Kind of like Mitt's speech yesterday about Obama's 'You didn't build that...", to 11 Galtian Ubermensch, 3 of whom are GOVERNMENT contractors, and he made the speech in front of their sign that says, "We Built That."
Not "I," but "WE."
Oh, and that sculpture looks like some old IBM mainframes stacked into a Stonehenge formation.
It' tough to judge from that photograph, whether I like it or not. It doesn't seem bad, at first glance.
Back in the 70s the city, or maybe the county, state, or feds, paid for erection of an abstract sculpture in downtown Pittsburgh composed of a dozen or so 20 foot long yellow metal beams tossed together in a heap.
I forget what the artist called it but everyone I knew called it the McDonald's Memorial French Fries.
It has since been removed to an out of the way roadside.
Too much public is art is bland, meaningless trash bought by tasteless committees.

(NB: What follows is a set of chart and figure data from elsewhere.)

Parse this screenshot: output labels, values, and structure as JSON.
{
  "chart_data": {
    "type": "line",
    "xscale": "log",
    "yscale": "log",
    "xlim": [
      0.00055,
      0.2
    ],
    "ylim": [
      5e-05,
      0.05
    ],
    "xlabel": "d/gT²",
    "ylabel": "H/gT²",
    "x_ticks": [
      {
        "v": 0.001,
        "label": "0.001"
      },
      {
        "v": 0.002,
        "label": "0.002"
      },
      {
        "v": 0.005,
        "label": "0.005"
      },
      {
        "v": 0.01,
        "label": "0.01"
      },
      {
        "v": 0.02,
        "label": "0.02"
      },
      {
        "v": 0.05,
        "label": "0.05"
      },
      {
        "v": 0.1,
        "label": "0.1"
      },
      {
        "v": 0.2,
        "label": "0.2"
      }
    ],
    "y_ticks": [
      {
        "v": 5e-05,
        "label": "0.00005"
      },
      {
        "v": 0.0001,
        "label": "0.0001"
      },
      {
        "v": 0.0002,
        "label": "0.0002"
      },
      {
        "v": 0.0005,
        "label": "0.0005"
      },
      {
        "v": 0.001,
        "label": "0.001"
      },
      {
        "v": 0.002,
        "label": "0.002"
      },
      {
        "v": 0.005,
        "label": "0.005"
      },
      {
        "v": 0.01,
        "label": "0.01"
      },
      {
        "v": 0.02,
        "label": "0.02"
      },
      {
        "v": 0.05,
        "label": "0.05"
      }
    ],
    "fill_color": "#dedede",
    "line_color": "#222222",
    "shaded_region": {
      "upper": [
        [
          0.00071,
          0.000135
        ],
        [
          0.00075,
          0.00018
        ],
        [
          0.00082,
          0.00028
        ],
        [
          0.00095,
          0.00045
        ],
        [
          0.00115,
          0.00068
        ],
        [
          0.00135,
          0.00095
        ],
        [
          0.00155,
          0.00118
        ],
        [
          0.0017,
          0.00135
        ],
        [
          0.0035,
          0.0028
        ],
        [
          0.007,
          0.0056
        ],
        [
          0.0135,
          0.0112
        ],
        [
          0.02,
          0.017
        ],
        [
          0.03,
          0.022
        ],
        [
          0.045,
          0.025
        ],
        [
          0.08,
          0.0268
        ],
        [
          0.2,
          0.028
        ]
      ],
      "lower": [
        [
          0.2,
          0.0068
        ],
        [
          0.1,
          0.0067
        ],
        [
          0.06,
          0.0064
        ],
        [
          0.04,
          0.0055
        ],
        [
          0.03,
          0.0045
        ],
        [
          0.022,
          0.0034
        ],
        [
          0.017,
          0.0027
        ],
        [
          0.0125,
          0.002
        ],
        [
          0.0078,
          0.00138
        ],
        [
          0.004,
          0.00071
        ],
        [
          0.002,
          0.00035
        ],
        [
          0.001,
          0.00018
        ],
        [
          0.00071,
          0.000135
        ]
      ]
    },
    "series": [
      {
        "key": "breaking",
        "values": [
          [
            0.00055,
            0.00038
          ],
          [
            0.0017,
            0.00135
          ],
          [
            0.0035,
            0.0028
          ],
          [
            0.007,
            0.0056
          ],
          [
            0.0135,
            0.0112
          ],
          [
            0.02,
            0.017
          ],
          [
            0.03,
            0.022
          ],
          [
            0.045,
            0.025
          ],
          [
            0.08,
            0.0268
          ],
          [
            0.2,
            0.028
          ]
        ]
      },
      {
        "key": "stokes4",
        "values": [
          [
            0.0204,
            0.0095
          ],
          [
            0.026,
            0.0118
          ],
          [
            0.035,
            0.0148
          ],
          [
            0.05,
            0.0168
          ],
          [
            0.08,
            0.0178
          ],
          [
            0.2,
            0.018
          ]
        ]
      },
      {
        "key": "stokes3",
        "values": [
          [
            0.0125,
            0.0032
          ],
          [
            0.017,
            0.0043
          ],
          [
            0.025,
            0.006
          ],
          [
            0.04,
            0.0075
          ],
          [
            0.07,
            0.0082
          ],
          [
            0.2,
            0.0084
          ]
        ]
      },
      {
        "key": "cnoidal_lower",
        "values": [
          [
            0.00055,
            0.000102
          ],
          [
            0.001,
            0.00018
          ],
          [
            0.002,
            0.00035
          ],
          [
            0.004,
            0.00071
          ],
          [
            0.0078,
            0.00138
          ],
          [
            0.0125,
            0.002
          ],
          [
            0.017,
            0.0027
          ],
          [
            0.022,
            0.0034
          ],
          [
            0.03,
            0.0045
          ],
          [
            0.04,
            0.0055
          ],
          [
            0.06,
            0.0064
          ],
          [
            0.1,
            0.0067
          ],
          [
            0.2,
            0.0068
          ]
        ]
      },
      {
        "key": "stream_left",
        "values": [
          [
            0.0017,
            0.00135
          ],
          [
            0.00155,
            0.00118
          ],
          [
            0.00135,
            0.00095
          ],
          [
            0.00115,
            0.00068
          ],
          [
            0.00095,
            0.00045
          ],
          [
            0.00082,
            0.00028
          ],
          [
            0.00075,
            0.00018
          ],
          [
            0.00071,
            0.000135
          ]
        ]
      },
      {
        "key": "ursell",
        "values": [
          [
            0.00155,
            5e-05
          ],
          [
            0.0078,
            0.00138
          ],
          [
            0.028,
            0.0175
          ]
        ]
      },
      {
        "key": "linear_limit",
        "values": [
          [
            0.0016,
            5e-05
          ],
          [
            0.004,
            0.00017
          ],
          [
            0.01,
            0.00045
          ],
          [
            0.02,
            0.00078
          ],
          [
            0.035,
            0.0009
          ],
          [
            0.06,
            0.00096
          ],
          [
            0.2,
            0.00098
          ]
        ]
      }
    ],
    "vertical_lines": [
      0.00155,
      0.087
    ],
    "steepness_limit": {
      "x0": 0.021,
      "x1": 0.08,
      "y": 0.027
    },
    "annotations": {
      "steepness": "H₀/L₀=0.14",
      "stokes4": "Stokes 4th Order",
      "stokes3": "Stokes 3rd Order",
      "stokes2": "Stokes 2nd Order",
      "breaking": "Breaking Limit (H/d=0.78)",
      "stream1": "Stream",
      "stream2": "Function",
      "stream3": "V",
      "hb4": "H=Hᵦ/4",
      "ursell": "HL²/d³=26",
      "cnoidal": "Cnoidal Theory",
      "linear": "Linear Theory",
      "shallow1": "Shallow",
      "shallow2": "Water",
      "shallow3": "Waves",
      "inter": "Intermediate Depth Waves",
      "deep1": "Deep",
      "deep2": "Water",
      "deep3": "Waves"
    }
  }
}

I would like to believe that's owing to Republican sabotage.
But I don't.
DiStaso is a good example of a Republican who can't help but parrot talking points. Even as he (or maybe an unnamed source) is exposing Gilchrist for a phony, DiStaso provides the "you didn't build that" quote without the context.
If the sculptures' illumination system has never really worked, and the pieces aren't well-made enough to withstand fender-benders safely, does anyone else think it might be appropriate to blame -- gasp -- the fabricator?
And ask for that government money they didn't get to be given back with interest.